Shelvin Mack will have a homecoming on Thursday when the Wizards make their lone trip to Indiana and he returns to the city where he spent the past three years helping to elevate Butler into a relevant college basketball program. Mack will also only be about three hours from his hometown of Lexington, Ky., so he will also be surrounded by family and friends.

(Nick Wass/AP)

His college coach, Brad Stevens, will not be in attendance since he will be in New Orleans for meetings and other responsibilities during the Final Four, Mack said. “He’s coming to Chicago to watch me though” on April 16.

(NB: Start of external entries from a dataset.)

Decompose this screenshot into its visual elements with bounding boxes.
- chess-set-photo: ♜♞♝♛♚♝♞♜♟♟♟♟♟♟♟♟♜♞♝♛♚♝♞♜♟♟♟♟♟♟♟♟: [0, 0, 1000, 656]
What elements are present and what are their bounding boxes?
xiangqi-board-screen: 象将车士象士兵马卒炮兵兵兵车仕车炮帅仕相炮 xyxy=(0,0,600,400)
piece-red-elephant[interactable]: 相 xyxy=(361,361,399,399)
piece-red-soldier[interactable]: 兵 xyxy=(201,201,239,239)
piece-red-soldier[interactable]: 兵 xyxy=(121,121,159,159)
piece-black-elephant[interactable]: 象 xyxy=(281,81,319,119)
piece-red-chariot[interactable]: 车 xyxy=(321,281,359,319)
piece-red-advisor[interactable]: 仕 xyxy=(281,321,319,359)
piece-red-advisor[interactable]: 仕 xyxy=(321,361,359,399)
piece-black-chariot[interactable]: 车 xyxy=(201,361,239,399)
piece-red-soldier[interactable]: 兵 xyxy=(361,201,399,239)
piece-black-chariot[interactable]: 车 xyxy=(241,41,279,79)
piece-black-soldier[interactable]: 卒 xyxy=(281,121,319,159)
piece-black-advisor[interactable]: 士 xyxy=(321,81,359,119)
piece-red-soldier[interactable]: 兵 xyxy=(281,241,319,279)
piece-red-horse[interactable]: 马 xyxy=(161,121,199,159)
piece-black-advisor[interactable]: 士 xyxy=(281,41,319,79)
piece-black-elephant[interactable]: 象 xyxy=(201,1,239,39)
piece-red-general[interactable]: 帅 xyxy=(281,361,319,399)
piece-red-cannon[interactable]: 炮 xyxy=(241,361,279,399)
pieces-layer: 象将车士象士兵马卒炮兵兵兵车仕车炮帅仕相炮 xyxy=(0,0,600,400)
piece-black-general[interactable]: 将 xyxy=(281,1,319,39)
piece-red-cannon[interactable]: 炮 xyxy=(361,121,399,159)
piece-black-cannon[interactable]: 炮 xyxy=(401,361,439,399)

A year removed from being on college basketball’s biggest stage, Mack can finally understand the magnitude of what the Bulldogs were able to accomplish. A poor shooting performance prohibited Butler from finishing the task against Connecticut and avenge a defeat in the previous title game when the Bulldogs were one Gordon Hayward halfcourt heave from upending Duke.

Butler didn’t qualify for the tournament this season. With his original pick to win the title this season, Missouri, eliminated in the first round, Mack has decided to go with Kentucky.

“It’s kind of weird,” Mack said when asked about watching the tournament as a fan. “You don’t realize how big it is, until you’re not playing in it anymore. When you’re playing in it, it’s just another game. But when you’re watching from a distance, it’s a big event. A lot of guys work their whole lives to get that opportunity to play.”

Mack didn’t have to spend much time going back and forth about entering the NBA draft. Shortly after Butler lost to Connecticut in the NCAA championship game last April, Mack knew that he wasn’t going back to school for his senior season.

“It gave me confidence,” said Mack, who averaged 17.8 points in 12 NCAA tournament games, including 30 in the national semifinal against Virginia Commonwealth. “I won’t be one of those guys that looks back on my career and says I wish I would’ve did this, I wish I would’ve did that. I think in my college career, I went to two NCAA championships. I also won a gold medal with the USA FIBA team, so it really wasn’t too much I could do in college.”

But Mack didn’t know that he would still be in Indianapolis in the fall. Because of the NBA lockout, Mack stayed around the campus, where he matured into an eventual NBA player and worked out regularly with former teammates Matt Howard and Hayward, now of the Utah Jazz. He also found time to train with other NBA players from the area, such as New Orleans guard Eric Gordon and Pacers guard George Hill.

“It was really good,” Mack said. “In Indianapolis, you’ve got a lot of pros there. Those are the type of guys you can work out with, especially for the guard position for me. So it was a great experience, hanging out, throughout the lockout, working every day.”

Mack is averaging 3.6 points, 1.6 assists and 1.6 rebounds in his rookie season but feels that the lessons from his college career continue to play out in the NBA.

“It helped me out a lot, especially when it came to the NCAA tournament. It comes down to a lot of two or three possession game, any possession can cost you a game,” he said. “It’s kind of translating over to this. I’m trying to help my teammates get over that hump, because it’s a full 48-minute game, like in the NCAA, it’s a full 40-minute game.”

But Mack realizes he still has so much more to learn, especially since Coach Randy Wittman made him a part of the regular rotation after Flip Saunders was fired. “It’s been great for me. I’ve had an opportunity to play in most of the games,” Mack said. “I’m just trying to learn each and everyday, take care of your body. I’ve actually been feeling a little heavy lately. But just getting the proper rest, all the little things that people don’t see until you actually start playing these games.”